Roman reached out and touched her cheek, and Jane found herself leaning into it. She hated to disappoint her grandmother, but Jane was already feeling herself losing her senses when it came to Roman Lockwood. Then she thought of him getting sick, and she pulled back. Perhaps Nana Peaches was right. This might not be the best time to form a close attachment to anyone.
“Ready?” she asked and squeezed past him to go upstairs.
Looking around at the survivors, she was left with a feeling of glum despair. Survivor. That word meant so many things now. If people weren’t infected, then one of the infected was sure to kill them. If one of the things didn’t kill them, then exposure, starvation, or dehydration would. The term really only meant temporary survivor, truth be told, anyway. Eventually, everyone would succumb to this in one way or another, either being killed by one of the infected, or by starvation, thirst, exposure, or the sickness itself.

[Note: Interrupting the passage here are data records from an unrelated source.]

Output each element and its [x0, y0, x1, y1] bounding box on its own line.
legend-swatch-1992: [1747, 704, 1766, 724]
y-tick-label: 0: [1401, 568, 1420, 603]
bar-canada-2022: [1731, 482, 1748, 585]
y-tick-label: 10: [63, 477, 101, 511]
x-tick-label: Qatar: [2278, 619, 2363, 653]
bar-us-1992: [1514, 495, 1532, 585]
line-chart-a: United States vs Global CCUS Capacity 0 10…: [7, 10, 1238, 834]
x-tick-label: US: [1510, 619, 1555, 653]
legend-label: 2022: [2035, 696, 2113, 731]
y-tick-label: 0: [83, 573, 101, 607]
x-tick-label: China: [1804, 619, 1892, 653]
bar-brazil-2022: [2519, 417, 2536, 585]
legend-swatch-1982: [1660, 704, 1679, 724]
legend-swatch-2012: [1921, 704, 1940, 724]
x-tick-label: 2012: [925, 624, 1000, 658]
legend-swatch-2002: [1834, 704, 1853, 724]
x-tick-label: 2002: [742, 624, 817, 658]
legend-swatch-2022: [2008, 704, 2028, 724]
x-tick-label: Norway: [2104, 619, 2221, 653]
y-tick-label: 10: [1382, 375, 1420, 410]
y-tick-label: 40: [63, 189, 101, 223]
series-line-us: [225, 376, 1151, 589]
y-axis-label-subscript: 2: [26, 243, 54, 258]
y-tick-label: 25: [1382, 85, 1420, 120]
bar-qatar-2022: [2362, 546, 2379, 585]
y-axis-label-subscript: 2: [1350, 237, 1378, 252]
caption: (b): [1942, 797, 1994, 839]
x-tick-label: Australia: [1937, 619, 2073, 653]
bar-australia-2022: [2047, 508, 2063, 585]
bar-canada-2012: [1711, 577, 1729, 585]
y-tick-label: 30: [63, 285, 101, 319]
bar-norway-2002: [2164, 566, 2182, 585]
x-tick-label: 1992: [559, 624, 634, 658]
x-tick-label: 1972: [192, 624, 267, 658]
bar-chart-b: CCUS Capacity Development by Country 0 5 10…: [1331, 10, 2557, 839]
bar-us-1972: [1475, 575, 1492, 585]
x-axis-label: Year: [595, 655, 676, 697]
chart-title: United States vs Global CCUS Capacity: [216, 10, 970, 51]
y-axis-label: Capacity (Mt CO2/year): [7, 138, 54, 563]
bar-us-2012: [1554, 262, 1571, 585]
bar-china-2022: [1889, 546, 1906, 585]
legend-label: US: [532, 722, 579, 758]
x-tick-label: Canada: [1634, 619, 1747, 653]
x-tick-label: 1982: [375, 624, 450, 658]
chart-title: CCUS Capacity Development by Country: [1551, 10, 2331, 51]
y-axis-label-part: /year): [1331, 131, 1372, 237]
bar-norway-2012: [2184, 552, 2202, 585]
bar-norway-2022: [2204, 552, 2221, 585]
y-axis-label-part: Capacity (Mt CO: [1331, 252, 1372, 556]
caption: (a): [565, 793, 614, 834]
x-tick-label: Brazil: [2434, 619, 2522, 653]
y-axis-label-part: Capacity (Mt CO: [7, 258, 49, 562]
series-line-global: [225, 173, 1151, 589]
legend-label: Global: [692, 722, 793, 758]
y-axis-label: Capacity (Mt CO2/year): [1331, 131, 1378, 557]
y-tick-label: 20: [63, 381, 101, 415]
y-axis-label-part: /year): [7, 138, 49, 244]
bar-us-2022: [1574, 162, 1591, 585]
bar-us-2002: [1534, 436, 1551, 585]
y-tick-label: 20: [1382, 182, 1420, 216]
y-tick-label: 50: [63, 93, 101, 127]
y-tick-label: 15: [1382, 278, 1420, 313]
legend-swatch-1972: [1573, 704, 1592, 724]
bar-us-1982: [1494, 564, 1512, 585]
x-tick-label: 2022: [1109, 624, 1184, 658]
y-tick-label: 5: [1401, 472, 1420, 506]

Her feelings of hopelessness were mirrored in the eyes of the people in the temporary shelter. Surviving today only meant that tomorrow they’d still need the same basic essentials: food, water, shelter, fire, weapon. They didn’t have all of those things, and certainly not ever all of them at the same time.

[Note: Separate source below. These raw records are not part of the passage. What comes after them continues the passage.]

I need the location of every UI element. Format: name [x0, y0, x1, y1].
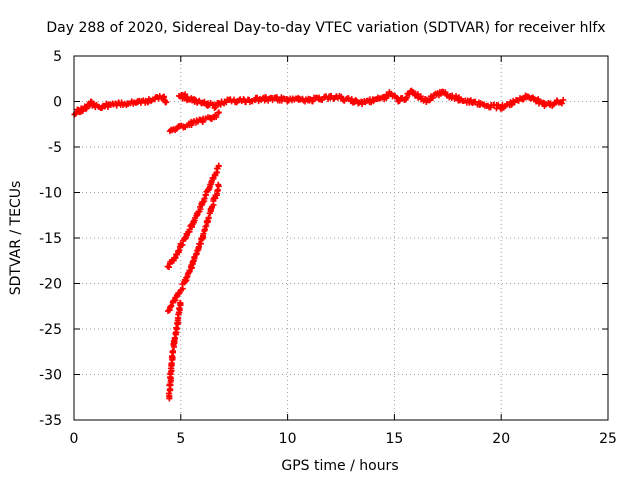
- data-point: [328, 92, 335, 99]
- data-point: [309, 98, 316, 105]
- data-point: [214, 186, 221, 193]
- data-point: [213, 114, 220, 121]
- data-point: [201, 98, 208, 105]
- y-tick-label: 5: [53, 49, 62, 65]
- series-short-segment: [175, 91, 196, 104]
- grid: [74, 56, 608, 420]
- data-point: [359, 101, 366, 108]
- x-tick-label: 5: [176, 431, 185, 447]
- data-point: [166, 264, 173, 271]
- data-point: [189, 97, 196, 104]
- data-point: [215, 109, 222, 116]
- y-tick-label: -35: [39, 413, 62, 429]
- data-point: [403, 94, 410, 101]
- data-point: [201, 195, 208, 202]
- data-point: [179, 241, 186, 248]
- y-tick-label: -25: [39, 322, 62, 338]
- data-point: [83, 105, 90, 112]
- series-steep-lower-line: [164, 181, 222, 315]
- y-tick-label: 0: [53, 95, 62, 111]
- y-axis-title: SDTVAR / TECUs: [8, 181, 24, 296]
- data-point: [177, 300, 184, 307]
- data-point: [212, 104, 219, 111]
- y-tick-label: -15: [39, 231, 62, 247]
- series-deep-tail: [165, 299, 184, 402]
- data-point: [205, 214, 212, 221]
- data-point: [519, 96, 526, 103]
- data-point: [208, 179, 215, 186]
- data-point: [169, 348, 176, 355]
- data-point: [168, 302, 175, 309]
- series-steep-upper-line: [164, 162, 222, 271]
- series-lower-rising-band: [166, 109, 222, 135]
- data-point: [207, 208, 214, 215]
- x-tick-label: 15: [385, 431, 403, 447]
- data-point: [402, 95, 409, 102]
- data-point: [560, 96, 567, 103]
- x-tick-label: 10: [279, 431, 297, 447]
- data-point: [215, 183, 222, 190]
- x-tick-label: 0: [70, 431, 79, 447]
- x-axis-title: GPS time / hours: [281, 458, 398, 474]
- data-point: [558, 100, 565, 107]
- data-point: [348, 96, 355, 103]
- data-point: [186, 268, 193, 275]
- x-tick-label: 20: [492, 431, 510, 447]
- x-tick-label: 25: [599, 431, 617, 447]
- data-point: [183, 232, 190, 239]
- plot-area: [71, 87, 567, 402]
- y-tick-label: -10: [39, 186, 62, 202]
- data-point: [352, 96, 359, 103]
- data-point: [197, 206, 204, 213]
- data-point: [200, 230, 207, 237]
- chart-title: Day 288 of 2020, Sidereal Day-to-day VTE…: [46, 20, 605, 36]
- data-point: [233, 98, 240, 105]
- y-tick-label: -30: [39, 368, 62, 384]
- data-point: [520, 95, 527, 102]
- data-point: [215, 162, 222, 169]
- y-tick-label: -20: [39, 277, 62, 293]
- y-tick-label: -5: [48, 140, 62, 156]
- data-point: [426, 97, 433, 104]
- data-point: [217, 101, 224, 108]
- series-main-band: [71, 92, 170, 118]
- plot-frame: [73, 55, 609, 421]
- data-point: [163, 99, 170, 106]
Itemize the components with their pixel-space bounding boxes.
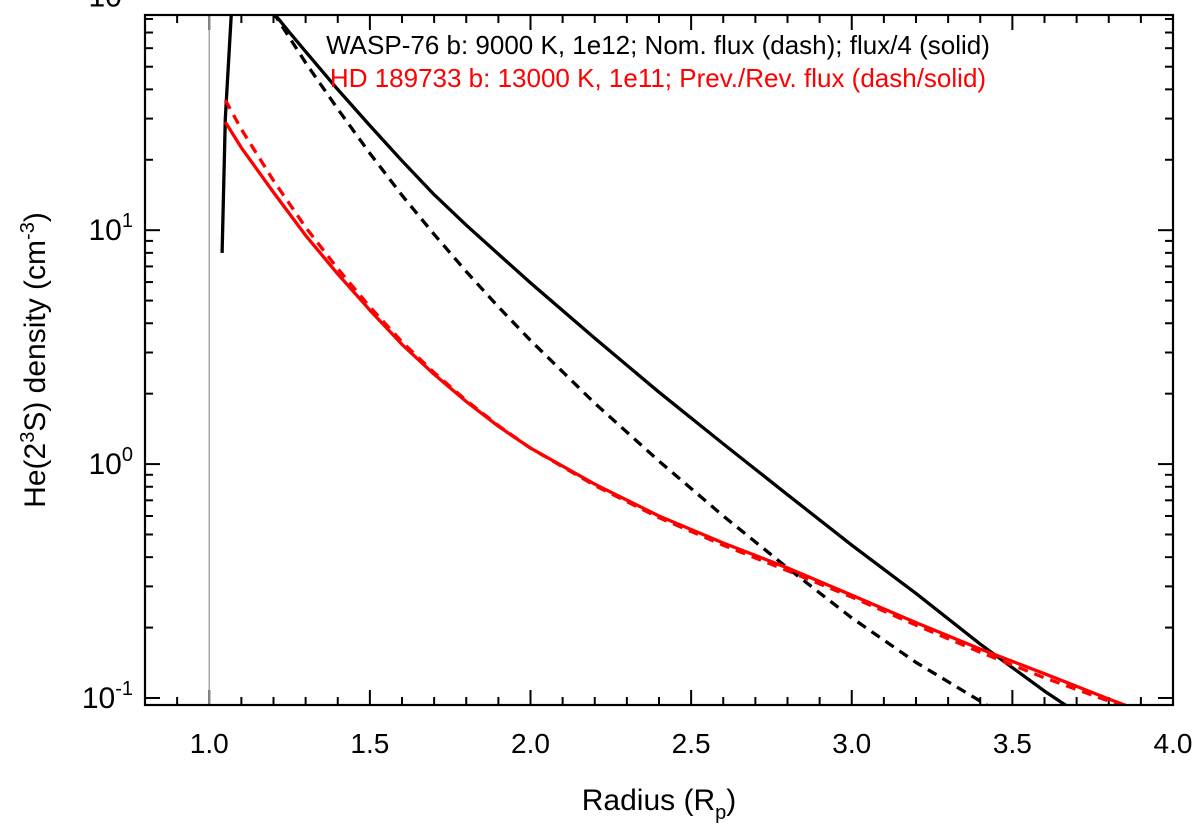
x-tick-label: 2.0 <box>511 728 550 759</box>
y-tick-label: 102 <box>89 0 134 13</box>
axis-ticks <box>144 15 1174 705</box>
legend-entry-wasp76b: WASP-76 b: 9000 K, 1e12; Nom. flux (dash… <box>326 30 990 60</box>
x-tick-label: 2.5 <box>672 728 711 759</box>
x-tick-labels: 1.0 1.5 2.0 2.5 3.0 3.5 4.0 <box>190 728 1193 759</box>
series-line-2 <box>223 121 1130 705</box>
series-layer <box>220 15 1130 705</box>
x-tick-label: 3.0 <box>832 728 871 759</box>
legend-entry-hd189733b: HD 189733 b: 13000 K, 1e11; Prev./Rev. f… <box>330 63 986 93</box>
x-tick-label: 3.5 <box>993 728 1032 759</box>
series-line-3 <box>223 99 1126 705</box>
x-tick-label: 1.0 <box>190 728 229 759</box>
plot-frame <box>143 13 1175 707</box>
series-line-0 <box>220 15 1069 705</box>
x-axis-label: Radius (Rp) <box>582 784 737 824</box>
y-tick-label: 100 <box>89 444 134 481</box>
y-tick-label: 101 <box>89 210 134 247</box>
y-tick-labels: 10-1 100 101 102 <box>82 0 133 715</box>
series-line-1 <box>272 15 990 705</box>
x-tick-label: 1.5 <box>350 728 389 759</box>
x-tick-label: 4.0 <box>1154 728 1193 759</box>
y-axis-label: He(23S) density (cm-3) <box>17 212 52 508</box>
y-tick-label: 10-1 <box>82 678 133 715</box>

The words revolved and circled in her brain like turkey vultures hovering in the sky inspecting roadkill. Survivor, shelter, despair, temporary, hopelessness, water, succumb, food. None of the words felt like they were any different from the other, not anymore. They were all synonyms for the same thing: Death. Looking around again, she knew they were all living on borrowed time, and the clock wouldn’t stop ticking off the last precious seconds of their lives no matter how hard she willed it.
Chapter Twe
nty
Her grandmother had the television tuned into the special broadcast, and Jane took a seat on the sofa while Peaches sat in her recliner. Roman was too nervous to sit, so he stood behind the sofa.
On the screen came a signal and the image of an official-looking meeting room with a podium, an emblem behind it on the wall that read CDC with a bunch of fine print words below it, and a draped off area beyond that. It looked like a press conference room where the White House Press Secretary usually held their daily briefings.
A man in a white lab coat and wire-framed glasses walked onto the screen and stood behind the podium.
“Good evening, fellow Americans and members of the press corps here in our audience,” he said. “Please, allow me to introduce myself. My name is Dr. Bachmann, and I am the lead scientist working in the DHCPP, the Division of High-Consequence Pathology and Pathogens. Later we’ll hear from General Allerton on the military’s role in this crisis we’re all facing.”
He paused and shuffled his notes before starting again, “As most of you know or have heard, we are suffering from a global pandemic that has spread to the United States. It has been labeled as a strain of the influenza virus, but with much more complicated symptoms and, as of yet, unfortunately, no cure. Over eighty countries have reported in and have been affected and thirty-seven states here in the United States. The virus has been named by the CDC and the WHO as RF1. It was somewhat containable as RF1, but unfortunately, it has mutated into what we are now seeing, which is a more deadly and contagious germ called RF2.”
He paused again.
“My team here has been working with the Antibiotic Resistance Lab Network along with the EIS, or Epidemic Intelligence Service. Both departments are also working with members of the WHO to tackle this on a global scale. The EIS has trained scientists who are acting as a boots-on-the-ground task force taking samples, studying, and gathering data. Together we are working around the clock to find a possible vaccination for the RF2 virus. It is a mutated strain of the flu that we first saw spreading in Africa. We have since discovered that it was taken there by an outside source and released experimentally.”